On the banks of a little known tank
Chances are you have never heard of Krishnappa Naicken Tank. To access this place you need to travel deep into Mint Street and turn left into Kuppayyar Street. And then you come face to face with one of the largest man-made tanks of Chennai. It has water in it for most of the year and is an important aquifer for congested George Town area. The tank witnessed bad days in the 1980s when it became more of a rubbish dump. It was subsequently renovated by the hereditary trustees of the temple and the HR&CE Board and today has a protective wall surrounding it to prevent garbage and encroachments.

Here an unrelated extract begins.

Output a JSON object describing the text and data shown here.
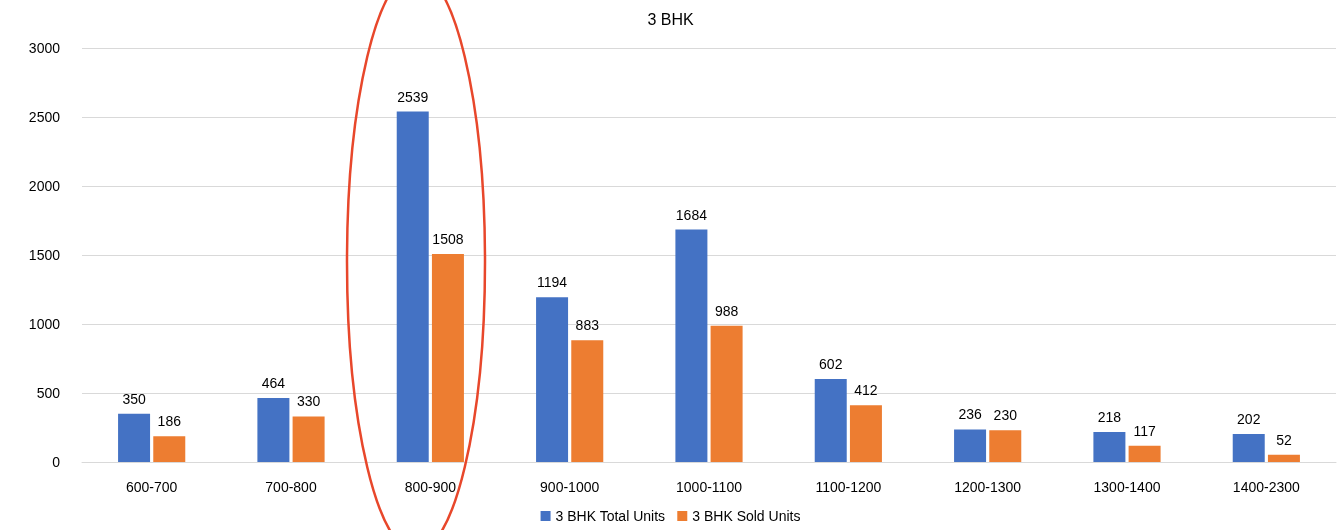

The tank is attached to the neighbouring Kasi Viswanatha Swami shrine but it obviously had a powerful association with Krishnappa Naick, who though he has passed out of collective memory must have been a local chieftain, an East India Company dubash or a businessman. He must have endowed the temple with lands and the tank. There is a Krishnappa Naicken Agraharam close by, which going by the name, must have been a residential area for Brahmins attached to the temple.

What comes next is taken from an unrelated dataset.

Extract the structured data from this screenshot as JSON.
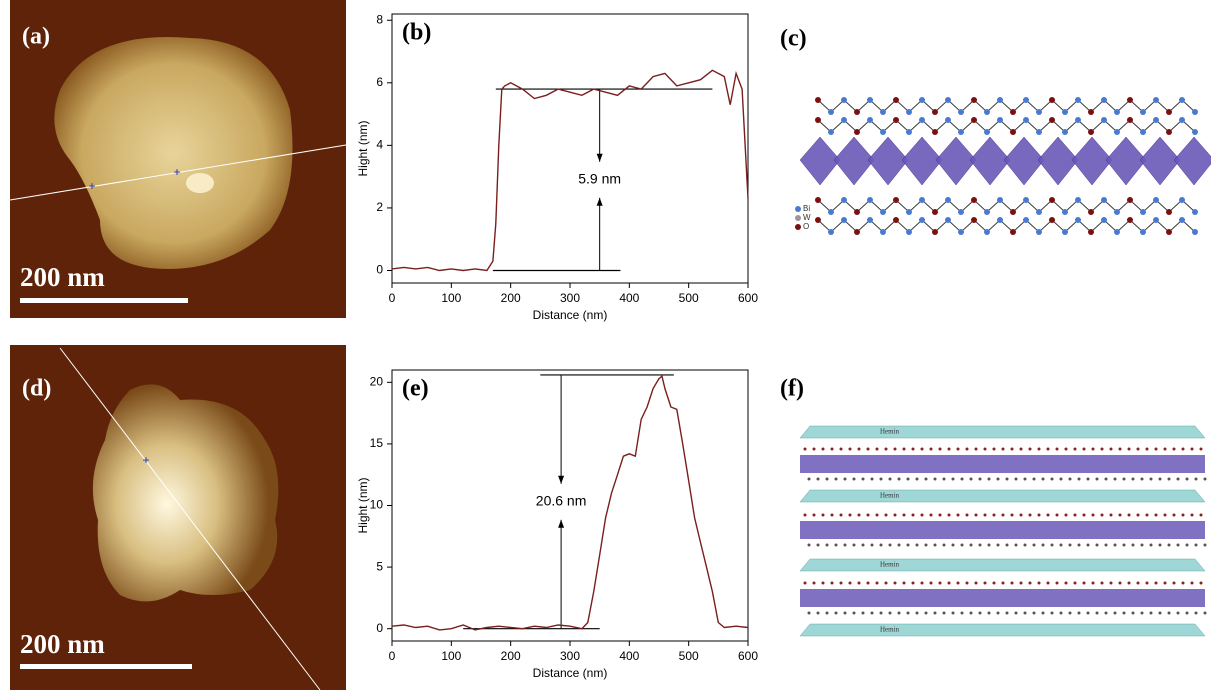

In the 1880s, Krishnappa Naicken Agraharam became home to Tiruvayyaru Subramania Iyer (1845-1902), a great Carnatic musician and composer who came to Madras city to teach music to Pappa and Radha, the daughters of a famed Devadasi of the city, Salem Meenakshi. Subramania Iyer stayed on here for 12 years and as the city was referred to as Patnam, he became ‘Patnam’ Subramania Iyer. Another famous fine arts-related personality of Krishnappa Naicken Agraharam was C Banni Bai (1912-1999), the Harikatha exponent. She was known for her wonderful style of story telling accompanied by the most delectable music.
Krishnappa Naicken Agraharam also had its heyday in business. The George Town Co-Operative Bank Ltd functions from here. In the 1960s it had the distinction of being the biggest co-operative urban bank in India with a membership of over 8000 and specialised in house mortgage finance.

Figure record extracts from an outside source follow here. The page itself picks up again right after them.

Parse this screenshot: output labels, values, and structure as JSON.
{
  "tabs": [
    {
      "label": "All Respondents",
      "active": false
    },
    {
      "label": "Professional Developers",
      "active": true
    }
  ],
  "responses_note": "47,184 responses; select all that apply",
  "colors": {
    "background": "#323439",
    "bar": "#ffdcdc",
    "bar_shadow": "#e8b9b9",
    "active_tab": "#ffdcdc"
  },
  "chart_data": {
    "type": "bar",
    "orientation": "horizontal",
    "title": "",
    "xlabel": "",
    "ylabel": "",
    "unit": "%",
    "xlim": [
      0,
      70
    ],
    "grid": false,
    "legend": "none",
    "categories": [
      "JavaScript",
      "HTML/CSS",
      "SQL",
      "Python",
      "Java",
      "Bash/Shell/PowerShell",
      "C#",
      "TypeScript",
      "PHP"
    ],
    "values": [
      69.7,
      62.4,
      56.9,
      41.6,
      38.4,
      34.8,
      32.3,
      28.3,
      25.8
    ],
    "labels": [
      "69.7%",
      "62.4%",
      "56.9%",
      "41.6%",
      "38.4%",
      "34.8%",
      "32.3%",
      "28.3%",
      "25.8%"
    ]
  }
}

The area is known for some fine examples of street houses. These have carved doors, sloping Mangalore tile roofs, dormers and slender wooden posts supporting projecting balconies. Some have Madras-style flat roofs supported by wooden rafters and all the buildings are made of chunam, using Madras-plaster. All these are examples of long forgotten technology and in any other country they would be preserved as heritage houses. Unfortunately, they are fast vanishing today, making way for modern humdrum buildings.